I, too need, to find a way to globally uniquely identify Windows installations. Firstly, in order to properly classify and identify backup images and determine which ones get recovered on which machines. Secondly, in order to name sychronization pairs for synchronizing files and to determine which synchronization pair to use depending on the machines involved in the synchronization.
After reading several posts, including those on this website, I conclude that there is no easy way to find a globally unique identifier of a Windows installation. That is too bad. Like the hardware, the software should also have its own serial number. Oh well! So this is my workaround: Instead of finding one single globally unique identifier, I have created a sylized statement, which is inspired on the way in which Microsoft names network drives on Windows and the way it names shared folders in Virtual PC: "[WINDOWS PRODUCT ID (as variable)] Installed on [COMPUTER SERIAL NUMBER (as variable)]." Although a Windows production identification number is unique only insofar as the corresponding product key is, it is, nevertheless, liable to be the same across several installations, especially on mass-produced computers containing factory-installed Windows, but a serial number is unique and is different from one machine to another. The above-mentioned formula is all I need for my purposes; I do not need the SID (I presume that it signifies Security Identifier) or something else more complex, because the combination of both variables references exactly the Windows installation that I need to identify, whereas each individual variable is, on its own, of no use to me. Specifically and firstly, the Windows product identification is identical on computers made by the same manufacturer and found in the same product line and that serves me no purpose, since I own several identical machines. Secondly, the serial number is not uniquely identifying enough, since I do have several Windows installations on one computer that a computer serial number does not address. I therefore suggest my method.

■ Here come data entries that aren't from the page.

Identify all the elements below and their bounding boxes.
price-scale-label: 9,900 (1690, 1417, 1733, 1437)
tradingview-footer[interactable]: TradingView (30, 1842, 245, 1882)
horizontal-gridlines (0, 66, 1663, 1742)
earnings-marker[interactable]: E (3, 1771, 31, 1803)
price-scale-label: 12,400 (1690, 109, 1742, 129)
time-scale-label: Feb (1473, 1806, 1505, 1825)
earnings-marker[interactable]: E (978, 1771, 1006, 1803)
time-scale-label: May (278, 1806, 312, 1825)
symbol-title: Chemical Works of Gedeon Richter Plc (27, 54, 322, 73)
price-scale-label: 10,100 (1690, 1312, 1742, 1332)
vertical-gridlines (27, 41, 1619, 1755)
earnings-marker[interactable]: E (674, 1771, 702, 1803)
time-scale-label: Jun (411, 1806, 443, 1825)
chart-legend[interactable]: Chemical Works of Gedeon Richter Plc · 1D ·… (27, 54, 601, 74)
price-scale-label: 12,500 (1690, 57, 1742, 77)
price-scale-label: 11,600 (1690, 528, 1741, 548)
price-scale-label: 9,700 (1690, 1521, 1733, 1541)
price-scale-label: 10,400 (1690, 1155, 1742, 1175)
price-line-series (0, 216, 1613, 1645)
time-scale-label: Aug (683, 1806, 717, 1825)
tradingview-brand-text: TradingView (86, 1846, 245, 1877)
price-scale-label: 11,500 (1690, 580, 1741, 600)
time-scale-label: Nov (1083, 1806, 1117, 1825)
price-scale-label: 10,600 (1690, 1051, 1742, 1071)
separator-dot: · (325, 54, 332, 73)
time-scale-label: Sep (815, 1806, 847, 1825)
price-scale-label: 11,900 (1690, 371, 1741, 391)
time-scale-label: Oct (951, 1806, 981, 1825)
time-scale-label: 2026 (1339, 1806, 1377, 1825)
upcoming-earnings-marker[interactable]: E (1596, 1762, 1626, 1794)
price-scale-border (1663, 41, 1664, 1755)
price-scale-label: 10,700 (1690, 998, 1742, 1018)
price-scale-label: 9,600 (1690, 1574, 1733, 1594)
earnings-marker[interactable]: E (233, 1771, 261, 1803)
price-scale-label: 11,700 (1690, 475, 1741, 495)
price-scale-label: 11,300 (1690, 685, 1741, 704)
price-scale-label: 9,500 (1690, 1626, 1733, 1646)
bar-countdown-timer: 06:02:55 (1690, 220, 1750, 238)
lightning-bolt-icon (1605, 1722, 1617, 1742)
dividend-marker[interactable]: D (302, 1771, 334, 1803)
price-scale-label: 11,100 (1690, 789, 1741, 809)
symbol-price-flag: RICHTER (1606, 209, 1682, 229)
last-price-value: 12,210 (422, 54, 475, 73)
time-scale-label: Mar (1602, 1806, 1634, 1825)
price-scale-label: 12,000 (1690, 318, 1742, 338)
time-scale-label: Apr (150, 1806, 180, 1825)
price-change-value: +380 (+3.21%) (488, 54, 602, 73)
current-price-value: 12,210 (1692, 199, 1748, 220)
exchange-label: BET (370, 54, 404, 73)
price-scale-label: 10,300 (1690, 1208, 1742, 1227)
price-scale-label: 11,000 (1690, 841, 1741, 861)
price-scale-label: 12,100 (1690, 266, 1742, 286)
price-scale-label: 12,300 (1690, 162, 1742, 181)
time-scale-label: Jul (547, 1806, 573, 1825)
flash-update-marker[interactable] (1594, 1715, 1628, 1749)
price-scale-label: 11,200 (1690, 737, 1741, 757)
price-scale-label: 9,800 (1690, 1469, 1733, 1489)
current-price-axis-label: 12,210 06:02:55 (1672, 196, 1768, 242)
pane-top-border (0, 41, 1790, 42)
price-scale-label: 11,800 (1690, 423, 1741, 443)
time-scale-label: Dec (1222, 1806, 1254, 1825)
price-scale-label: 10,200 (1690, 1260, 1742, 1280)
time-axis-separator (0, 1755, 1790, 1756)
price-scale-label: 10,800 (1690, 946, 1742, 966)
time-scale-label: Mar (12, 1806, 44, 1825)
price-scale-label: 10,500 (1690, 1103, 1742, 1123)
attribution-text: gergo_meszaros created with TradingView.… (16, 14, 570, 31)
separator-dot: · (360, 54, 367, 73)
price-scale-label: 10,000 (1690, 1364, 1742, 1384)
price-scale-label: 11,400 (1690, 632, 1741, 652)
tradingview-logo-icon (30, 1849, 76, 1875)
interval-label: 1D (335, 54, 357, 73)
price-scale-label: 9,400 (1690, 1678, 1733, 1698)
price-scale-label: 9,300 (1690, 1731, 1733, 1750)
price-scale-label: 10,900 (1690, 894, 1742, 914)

Also, and before you inquire about it: I chose not to base my method on the computer name. The information is user-based and therefore needs to be inventoried. However, the Windows product identification and the computer serial number are already identified, inventoried and invariably connected to two specific products, thereby eliminating the need to inventory them again. I would neither elect to identify a Windows installation with a unique identifier of hard drives, since I am able and quite apt to switch them around from one machine to another, especially when drive capacities are in a state of constant flux. By the same token, I would much less use the identifying nomenclature of either the central processing unit or the motherboard, as has been heretofore suggested in a previous reply by Shoeless. Finally, I also reject the most obvious option of identifying a Windows installation (although it has not been mentionned by anybody else from what I can see): using the product key. Although it is unique, it is only a license to install a certain version of Windows; it is not actually connected to a particular Windows installation and it does not distinguish it as being installed on a particular machine, even though the license was granted by virtue of the purchase a given computer.